Before living a semi-retired lifestyle, Gregory was a full-time music teacher at a primary school. 

A fast-paced, high-pressure work environment unfortunately led Gregory to develop health challenges that left him homebound. 

“I had some health challenges that left me homebound. I wasn’t able to walk, and that caused me to not be able to go out,” said Gregory. “There were times when I would just be in bed, trying to sleep off the nausea.” 

“Having food accessible in my fridge, where I was able to pop into the oven and eat, makes it a lot easier during these times.” 

By incorporating food rescue into his lifestyle, Gregory’s fridge is now constantly full – filled with vegetables, bread, hawker food, and the occasional ice cream. 

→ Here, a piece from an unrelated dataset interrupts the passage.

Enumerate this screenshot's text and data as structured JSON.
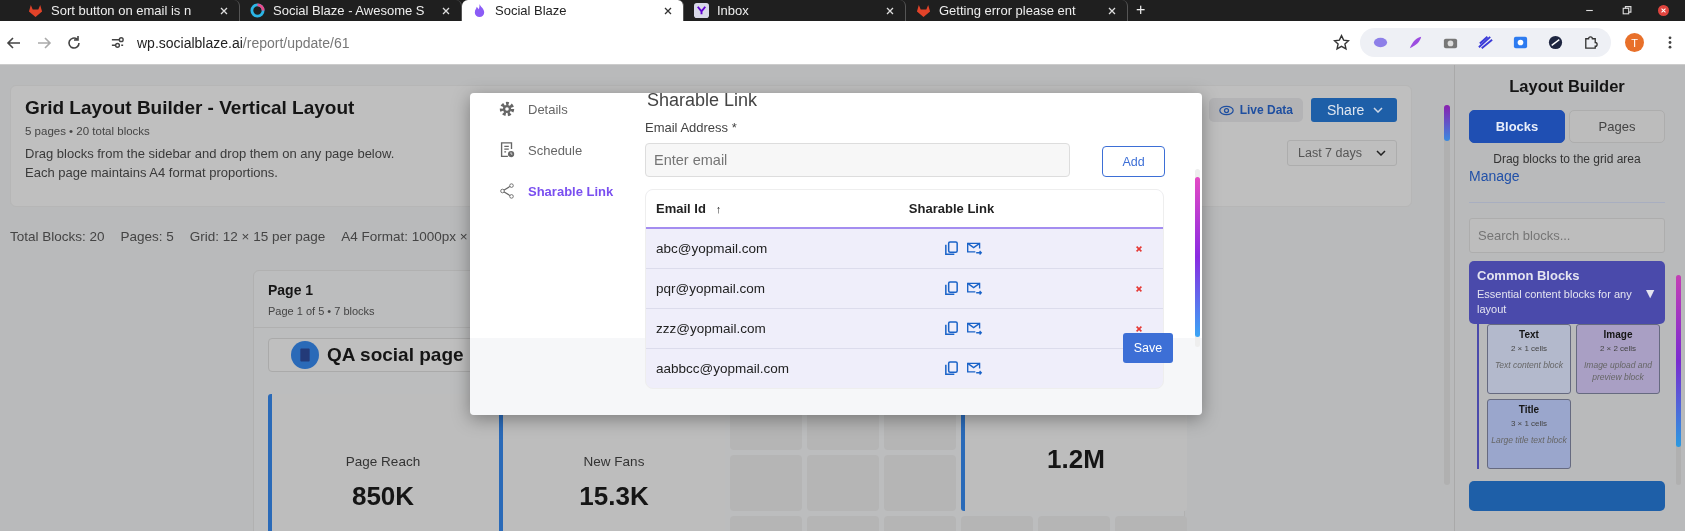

“Every day, somebody will offer something to me. By building a community of people sharing food within Toa Payoh, everything is within a 10 to 15-minute walk away from me, making it very convenient,” said Gregory. 

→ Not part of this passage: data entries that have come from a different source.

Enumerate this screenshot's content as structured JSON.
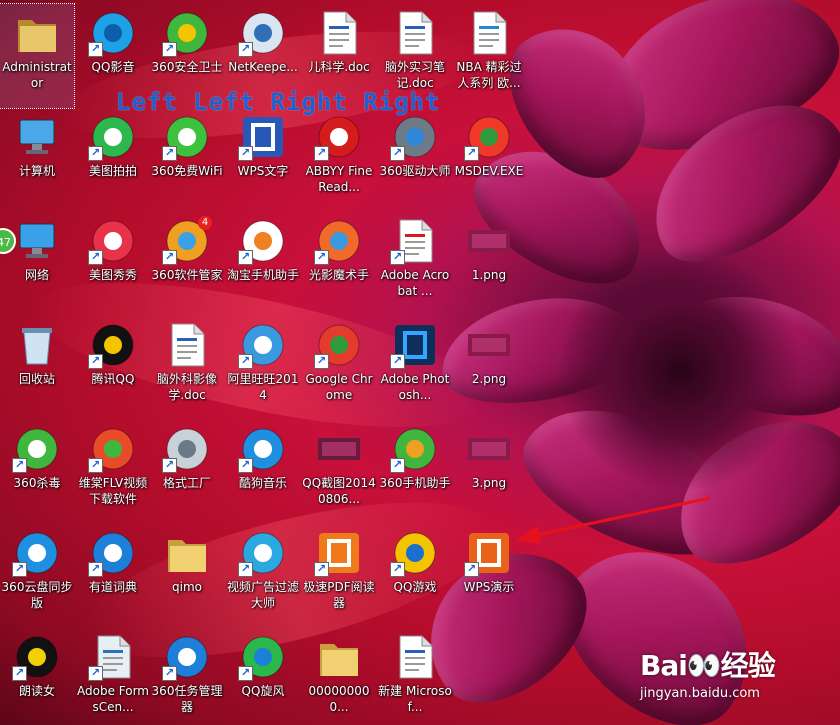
{
  "overlay_caption": "Left Left Right Right",
  "watermark": {
    "logo": "Bai👀经验",
    "url": "jingyan.baidu.com"
  },
  "side_badge": "47",
  "colors": {
    "accent_caption": "#1f5fd0",
    "arrow": "#e8101a"
  },
  "icons": [
    {
      "col": 0,
      "row": 0,
      "label": "Administrator",
      "icon": "user-folder-icon",
      "shortcut": false,
      "selected": true
    },
    {
      "col": 1,
      "row": 0,
      "label": "QQ影音",
      "icon": "qq-player-icon",
      "shortcut": true
    },
    {
      "col": 2,
      "row": 0,
      "label": "360安全卫士",
      "icon": "360-security-icon",
      "shortcut": true
    },
    {
      "col": 3,
      "row": 0,
      "label": "NetKeepe...",
      "icon": "netkeeper-icon",
      "shortcut": true
    },
    {
      "col": 4,
      "row": 0,
      "label": "儿科学.doc",
      "icon": "doc-file-icon",
      "shortcut": false
    },
    {
      "col": 5,
      "row": 0,
      "label": "脑外实习笔记.doc",
      "icon": "doc-file-icon",
      "shortcut": false
    },
    {
      "col": 6,
      "row": 0,
      "label": "NBA 精彩过人系列 欧...",
      "icon": "flv-file-icon",
      "shortcut": false
    },
    {
      "col": 0,
      "row": 1,
      "label": "计算机",
      "icon": "computer-icon",
      "shortcut": false
    },
    {
      "col": 1,
      "row": 1,
      "label": "美图拍拍",
      "icon": "meitu-paipai-icon",
      "shortcut": true
    },
    {
      "col": 2,
      "row": 1,
      "label": "360免费WiFi",
      "icon": "wifi-icon",
      "shortcut": true
    },
    {
      "col": 3,
      "row": 1,
      "label": "WPS文字",
      "icon": "wps-writer-icon",
      "shortcut": true
    },
    {
      "col": 4,
      "row": 1,
      "label": "ABBYY FineRead...",
      "icon": "abbyy-icon",
      "shortcut": true
    },
    {
      "col": 5,
      "row": 1,
      "label": "360驱动大师",
      "icon": "driver-master-icon",
      "shortcut": true
    },
    {
      "col": 6,
      "row": 1,
      "label": "MSDEV.EXE",
      "icon": "msdev-icon",
      "shortcut": true
    },
    {
      "col": 0,
      "row": 2,
      "label": "网络",
      "icon": "network-icon",
      "shortcut": false
    },
    {
      "col": 1,
      "row": 2,
      "label": "美图秀秀",
      "icon": "meitu-xiuxiu-icon",
      "shortcut": true
    },
    {
      "col": 2,
      "row": 2,
      "label": "360软件管家",
      "icon": "software-manager-icon",
      "shortcut": true,
      "badge": "4"
    },
    {
      "col": 3,
      "row": 2,
      "label": "淘宝手机助手",
      "icon": "taobao-assistant-icon",
      "shortcut": true
    },
    {
      "col": 4,
      "row": 2,
      "label": "光影魔术手",
      "icon": "nEO-imaging-icon",
      "shortcut": true
    },
    {
      "col": 5,
      "row": 2,
      "label": "Adobe Acrobat ...",
      "icon": "acrobat-icon",
      "shortcut": true
    },
    {
      "col": 6,
      "row": 2,
      "label": "1.png",
      "icon": "png-thumb-icon",
      "shortcut": false
    },
    {
      "col": 0,
      "row": 3,
      "label": "回收站",
      "icon": "recycle-bin-icon",
      "shortcut": false
    },
    {
      "col": 1,
      "row": 3,
      "label": "腾讯QQ",
      "icon": "qq-penguin-icon",
      "shortcut": true
    },
    {
      "col": 2,
      "row": 3,
      "label": "脑外科影像学.doc",
      "icon": "doc-file-icon",
      "shortcut": false
    },
    {
      "col": 3,
      "row": 3,
      "label": "阿里旺旺2014",
      "icon": "aliwangwang-icon",
      "shortcut": true
    },
    {
      "col": 4,
      "row": 3,
      "label": "Google Chrome",
      "icon": "chrome-icon",
      "shortcut": true
    },
    {
      "col": 5,
      "row": 3,
      "label": "Adobe Photosh...",
      "icon": "photoshop-icon",
      "shortcut": true
    },
    {
      "col": 6,
      "row": 3,
      "label": "2.png",
      "icon": "png-thumb-icon",
      "shortcut": false
    },
    {
      "col": 0,
      "row": 4,
      "label": "360杀毒",
      "icon": "360-antivirus-icon",
      "shortcut": true
    },
    {
      "col": 1,
      "row": 4,
      "label": "维棠FLV视频下载软件",
      "icon": "weitang-icon",
      "shortcut": true
    },
    {
      "col": 2,
      "row": 4,
      "label": "格式工厂",
      "icon": "format-factory-icon",
      "shortcut": true
    },
    {
      "col": 3,
      "row": 4,
      "label": "酷狗音乐",
      "icon": "kugou-icon",
      "shortcut": true
    },
    {
      "col": 4,
      "row": 4,
      "label": "QQ截图20140806...",
      "icon": "screenshot-thumb-icon",
      "shortcut": false
    },
    {
      "col": 5,
      "row": 4,
      "label": "360手机助手",
      "icon": "360-phone-assistant-icon",
      "shortcut": true
    },
    {
      "col": 6,
      "row": 4,
      "label": "3.png",
      "icon": "png-thumb-icon",
      "shortcut": false
    },
    {
      "col": 0,
      "row": 5,
      "label": "360云盘同步版",
      "icon": "360-cloud-icon",
      "shortcut": true
    },
    {
      "col": 1,
      "row": 5,
      "label": "有道词典",
      "icon": "youdao-icon",
      "shortcut": true
    },
    {
      "col": 2,
      "row": 5,
      "label": "qimo",
      "icon": "folder-icon",
      "shortcut": false
    },
    {
      "col": 3,
      "row": 5,
      "label": "视频广告过滤大师",
      "icon": "ad-filter-icon",
      "shortcut": true
    },
    {
      "col": 4,
      "row": 5,
      "label": "极速PDF阅读器",
      "icon": "pdf-reader-icon",
      "shortcut": true
    },
    {
      "col": 5,
      "row": 5,
      "label": "QQ游戏",
      "icon": "qq-game-icon",
      "shortcut": true
    },
    {
      "col": 6,
      "row": 5,
      "label": "WPS演示",
      "icon": "wps-presentation-icon",
      "shortcut": true
    },
    {
      "col": 0,
      "row": 6,
      "label": "朗读女",
      "icon": "reader-girl-icon",
      "shortcut": true
    },
    {
      "col": 1,
      "row": 6,
      "label": "Adobe FormsCen...",
      "icon": "forms-central-icon",
      "shortcut": true
    },
    {
      "col": 2,
      "row": 6,
      "label": "360任务管理器",
      "icon": "task-manager-icon",
      "shortcut": true
    },
    {
      "col": 3,
      "row": 6,
      "label": "QQ旋风",
      "icon": "qq-xuanfeng-icon",
      "shortcut": true
    },
    {
      "col": 4,
      "row": 6,
      "label": "000000000...",
      "icon": "folder-icon",
      "shortcut": false
    },
    {
      "col": 5,
      "row": 6,
      "label": "新建 Microsof...",
      "icon": "doc-file-icon",
      "shortcut": false
    }
  ]
}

On freeganism and being financially free


Now a retiree at 53, living a low-cost lifestyle allows Gregory to afford the time and energy to pursue things that are most meaningful to him. 

He now spends his time hosting lunch gatherings with friends or conducting tours for tourists at different museums in Singapore. 

“After the health scare, I thought – why work for something and feel ill all the time, when I can free myself, go relax, take things a little easier,” said Gregory. 

“How many relationships have people sacrificed for money? You want money for new experiences, but don’t you think you will be able to get enriching experiences from the people you meet?” 

“To quote Tan Kah Kee, ‘money is like fertiliser, it only works if it’s spread out evenly over a wide area,” Gregory continues. “It’s the relationships and friendships that enrich my life. Why would I exchange that for money? That’s crass.” 

Growing a community, and living off other people’s waste


Living off other people’s waste might sound unappealing at first, but for Gregory and many in the Freegan community, it’s a practical solution intertwined with a deeper philosophy. 

Singapore is a nation that imports more than 90% of its food, and throws away a staggering 755,000 tonnes of food waste a year. We waste too much, but it is this very surplus that creates the possibility of food rescue. 

Source: Unsplash

“I don’t know how we can waste so much, and be so comfortable,” said Gregory. “Yet, without this waste, I don’t know how my lifestyle would be possible.”

Freeganism is about more than just fulfilling basic needs. It’s a conscious rejection of consumerism and a focus on building genuine connections.  

As an integral member of the freegan community, I asked Gregory if he had any aspirations to grow the community into something bigger. 

Instead of lofty aspirations, Gregory’s vision is ‘very small’. He hopes to simply change one person’s perspective at a time. He finds fulfillment not in material possessions, but in the company of those who share his values. 

“My life is full. It was so much more full than when I was working because the people I am meeting are people that I don’t have to make happy, but people whose company I genuinely enjoy,” said Gregory.

What it means to be a freegan 


Source: Unsplash 

People are often quick to judge: some may deem freegans as stingy and cheapskate, while others may wonder if their quality of life might be worse off, due to their practices.

It is interesting then, to see how people in the community view freeganism as quite the opposite.

After having friends such as Daniel and Gregory in my circle, I started to realise that practising freeganism gave them a mindset of abundance. They are some of the most generous people I know, and I see them give food, time, and effort back to the community and the people they care for. 

“With my current lifestyle, I am more concerned about who can I give more to, instead of who can I take more from,” said Gregory.

A growing movement in Singapore, Freeganism goes beyond just saving money. It’s about building a network of support, reducing food waste, and fostering a more sustainable lifestyle.